I was not sponsored by Spectrum when I wrote my cookbook. But I did use Spectrum products. At that time, there was no mention of bottling along with nut and peanut oils on their labels. I used their oils, because I and my publisher thought they had the lowest risk of cross-contamination due to their strict cleansing practices (which i still believe to be true). Again, they go so far as to say on their website:

"Spectrum has never had an allergy problem arise from the use of its oils."

After my book came out, they wished to sponsor me. But labels have changed in the past year. And due to this, I have been hesitant to recommend any of their products but the Organic All Vegetable Shortening. The reason I have continued to use this shortening in my recipes is because it is the only soy-free, dairy-free, tree nut-free, peanut-free shortening on the market (that I have found). I have been told on repeated occasions that it is manufactured and also packaged in Columbia, not in the US in the bottling plant with the Nut Oils. I was last told this in May, 06. However, they can not promise that it is 100% risk free (as nobody really can). When I called Hain Celestial again today, they wouldn't give me any info at all, saying that consumer relations is not privy to information about where a product is packaged, and that they will not guarantee that it's risk free. Smart for them, but extremely frustrating for all of us. I wish I could find just one vegetable oil or shortening product that was 100% risk free of every possible allergen, but I can't make that promise, because nobody can make it to me. So ultimately, it's up to every individual to call manufactures on their own (as I've said many times before), to ask about the GMP, and HACCP....

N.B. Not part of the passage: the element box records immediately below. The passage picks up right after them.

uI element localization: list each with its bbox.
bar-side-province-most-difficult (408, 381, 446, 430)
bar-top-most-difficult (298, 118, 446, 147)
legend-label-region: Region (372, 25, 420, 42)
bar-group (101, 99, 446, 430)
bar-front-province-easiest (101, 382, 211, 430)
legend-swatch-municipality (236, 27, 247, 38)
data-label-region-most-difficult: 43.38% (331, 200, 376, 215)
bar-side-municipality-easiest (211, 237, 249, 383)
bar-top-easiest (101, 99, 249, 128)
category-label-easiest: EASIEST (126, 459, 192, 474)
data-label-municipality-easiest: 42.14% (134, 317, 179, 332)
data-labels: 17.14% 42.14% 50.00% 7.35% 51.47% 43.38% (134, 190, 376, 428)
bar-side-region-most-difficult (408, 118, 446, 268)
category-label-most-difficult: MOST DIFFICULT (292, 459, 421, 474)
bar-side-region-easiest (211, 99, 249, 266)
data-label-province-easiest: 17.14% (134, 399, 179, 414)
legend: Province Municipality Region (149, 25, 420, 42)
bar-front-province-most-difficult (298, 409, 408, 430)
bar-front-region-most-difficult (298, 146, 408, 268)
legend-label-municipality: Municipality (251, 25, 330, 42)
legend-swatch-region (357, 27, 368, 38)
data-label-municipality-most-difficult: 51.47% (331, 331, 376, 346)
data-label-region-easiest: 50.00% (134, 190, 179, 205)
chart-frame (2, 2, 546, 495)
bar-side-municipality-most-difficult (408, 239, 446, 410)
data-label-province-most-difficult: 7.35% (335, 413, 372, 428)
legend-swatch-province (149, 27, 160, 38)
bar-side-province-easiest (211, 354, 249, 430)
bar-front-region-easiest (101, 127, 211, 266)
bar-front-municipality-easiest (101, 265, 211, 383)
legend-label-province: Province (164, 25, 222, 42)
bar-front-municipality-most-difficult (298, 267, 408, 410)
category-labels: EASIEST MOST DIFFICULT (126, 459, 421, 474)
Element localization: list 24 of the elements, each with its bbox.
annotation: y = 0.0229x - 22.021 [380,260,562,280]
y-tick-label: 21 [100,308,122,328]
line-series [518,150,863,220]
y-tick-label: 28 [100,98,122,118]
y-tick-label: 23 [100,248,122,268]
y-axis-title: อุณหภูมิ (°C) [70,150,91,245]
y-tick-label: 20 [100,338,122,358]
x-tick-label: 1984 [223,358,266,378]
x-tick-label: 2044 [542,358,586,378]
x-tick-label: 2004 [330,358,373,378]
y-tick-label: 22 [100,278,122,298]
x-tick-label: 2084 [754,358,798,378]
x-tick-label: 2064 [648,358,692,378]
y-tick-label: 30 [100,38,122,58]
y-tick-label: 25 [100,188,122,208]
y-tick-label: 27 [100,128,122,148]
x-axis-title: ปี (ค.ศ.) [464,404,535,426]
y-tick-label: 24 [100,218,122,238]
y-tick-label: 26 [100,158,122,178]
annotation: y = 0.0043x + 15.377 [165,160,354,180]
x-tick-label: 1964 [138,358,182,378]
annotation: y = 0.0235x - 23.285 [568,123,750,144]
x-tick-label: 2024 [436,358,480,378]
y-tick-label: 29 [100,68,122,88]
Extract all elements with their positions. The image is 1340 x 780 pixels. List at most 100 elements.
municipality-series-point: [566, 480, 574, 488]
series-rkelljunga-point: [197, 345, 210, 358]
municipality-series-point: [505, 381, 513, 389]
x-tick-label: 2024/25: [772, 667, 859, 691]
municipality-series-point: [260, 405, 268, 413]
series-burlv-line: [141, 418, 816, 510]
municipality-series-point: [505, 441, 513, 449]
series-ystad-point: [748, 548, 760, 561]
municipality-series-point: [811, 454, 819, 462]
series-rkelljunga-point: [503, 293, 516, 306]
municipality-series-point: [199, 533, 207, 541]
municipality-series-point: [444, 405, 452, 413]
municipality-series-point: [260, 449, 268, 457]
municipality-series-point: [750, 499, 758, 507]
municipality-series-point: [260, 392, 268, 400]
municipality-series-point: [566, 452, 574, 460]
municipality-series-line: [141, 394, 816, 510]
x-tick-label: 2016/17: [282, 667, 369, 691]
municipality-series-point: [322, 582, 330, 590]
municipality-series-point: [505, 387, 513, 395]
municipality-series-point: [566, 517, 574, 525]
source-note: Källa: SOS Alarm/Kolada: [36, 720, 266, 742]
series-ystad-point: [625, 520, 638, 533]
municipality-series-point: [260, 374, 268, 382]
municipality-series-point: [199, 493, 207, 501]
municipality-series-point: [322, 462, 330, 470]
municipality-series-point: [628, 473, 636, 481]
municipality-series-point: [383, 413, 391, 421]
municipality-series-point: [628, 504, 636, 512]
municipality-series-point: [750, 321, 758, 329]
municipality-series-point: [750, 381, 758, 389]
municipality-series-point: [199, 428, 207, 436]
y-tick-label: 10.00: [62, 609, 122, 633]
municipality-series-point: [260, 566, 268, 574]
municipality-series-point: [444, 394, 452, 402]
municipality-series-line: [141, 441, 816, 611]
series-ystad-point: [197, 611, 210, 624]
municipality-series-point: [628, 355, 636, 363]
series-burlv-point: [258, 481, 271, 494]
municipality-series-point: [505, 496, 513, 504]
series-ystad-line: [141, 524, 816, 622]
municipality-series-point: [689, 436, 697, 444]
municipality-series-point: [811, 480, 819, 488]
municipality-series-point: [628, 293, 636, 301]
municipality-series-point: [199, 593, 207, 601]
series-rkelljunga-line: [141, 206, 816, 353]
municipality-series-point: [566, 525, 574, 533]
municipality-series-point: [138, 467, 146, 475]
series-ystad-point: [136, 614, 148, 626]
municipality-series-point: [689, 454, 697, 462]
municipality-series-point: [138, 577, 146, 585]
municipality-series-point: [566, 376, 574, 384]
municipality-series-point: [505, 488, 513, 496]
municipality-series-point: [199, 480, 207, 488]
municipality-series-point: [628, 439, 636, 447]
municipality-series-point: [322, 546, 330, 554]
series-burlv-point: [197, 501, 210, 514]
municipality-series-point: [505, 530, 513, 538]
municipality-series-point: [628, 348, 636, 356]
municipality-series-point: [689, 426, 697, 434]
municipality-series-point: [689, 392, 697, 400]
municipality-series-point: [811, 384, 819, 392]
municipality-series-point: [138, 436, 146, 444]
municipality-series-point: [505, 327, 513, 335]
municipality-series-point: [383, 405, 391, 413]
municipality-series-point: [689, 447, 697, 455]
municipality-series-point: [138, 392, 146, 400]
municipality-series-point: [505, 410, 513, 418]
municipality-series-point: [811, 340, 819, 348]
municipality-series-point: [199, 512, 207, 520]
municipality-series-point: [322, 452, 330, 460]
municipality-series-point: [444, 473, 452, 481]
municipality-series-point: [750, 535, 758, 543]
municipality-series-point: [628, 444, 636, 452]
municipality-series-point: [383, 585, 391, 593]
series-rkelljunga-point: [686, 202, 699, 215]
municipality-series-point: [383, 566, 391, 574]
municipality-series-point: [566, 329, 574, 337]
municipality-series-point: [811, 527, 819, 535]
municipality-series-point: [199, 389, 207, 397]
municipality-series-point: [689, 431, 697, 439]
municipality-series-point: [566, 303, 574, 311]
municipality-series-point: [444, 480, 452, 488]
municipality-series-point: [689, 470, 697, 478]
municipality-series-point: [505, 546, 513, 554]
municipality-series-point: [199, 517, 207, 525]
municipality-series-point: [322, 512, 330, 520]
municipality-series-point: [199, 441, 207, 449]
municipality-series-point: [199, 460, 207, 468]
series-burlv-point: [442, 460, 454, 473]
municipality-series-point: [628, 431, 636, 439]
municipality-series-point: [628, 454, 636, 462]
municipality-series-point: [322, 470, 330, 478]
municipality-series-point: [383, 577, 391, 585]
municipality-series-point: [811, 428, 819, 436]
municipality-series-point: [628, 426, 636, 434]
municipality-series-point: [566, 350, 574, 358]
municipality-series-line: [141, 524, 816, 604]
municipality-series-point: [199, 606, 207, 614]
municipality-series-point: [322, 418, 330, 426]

I am trying to help you, not harm you. Only you know what your own comfort level is, and how severe your or your loved one's allergy is. Not to mention the fact that manufacturing practices change frequently, sometimes on a weekly basis. So even if I know something this week, I won't know if it's true next week.

I think the most important thing to do is to try to be educated. Learn these manufacturing terms. But most importantly, make sure you always have epi-pens, and that whomever is taking care of your child has epi-pens, and truly knows how to use them. Because there is no way to live a completely risk-free life, but we can be prepared, if the risk suddenly presents itself.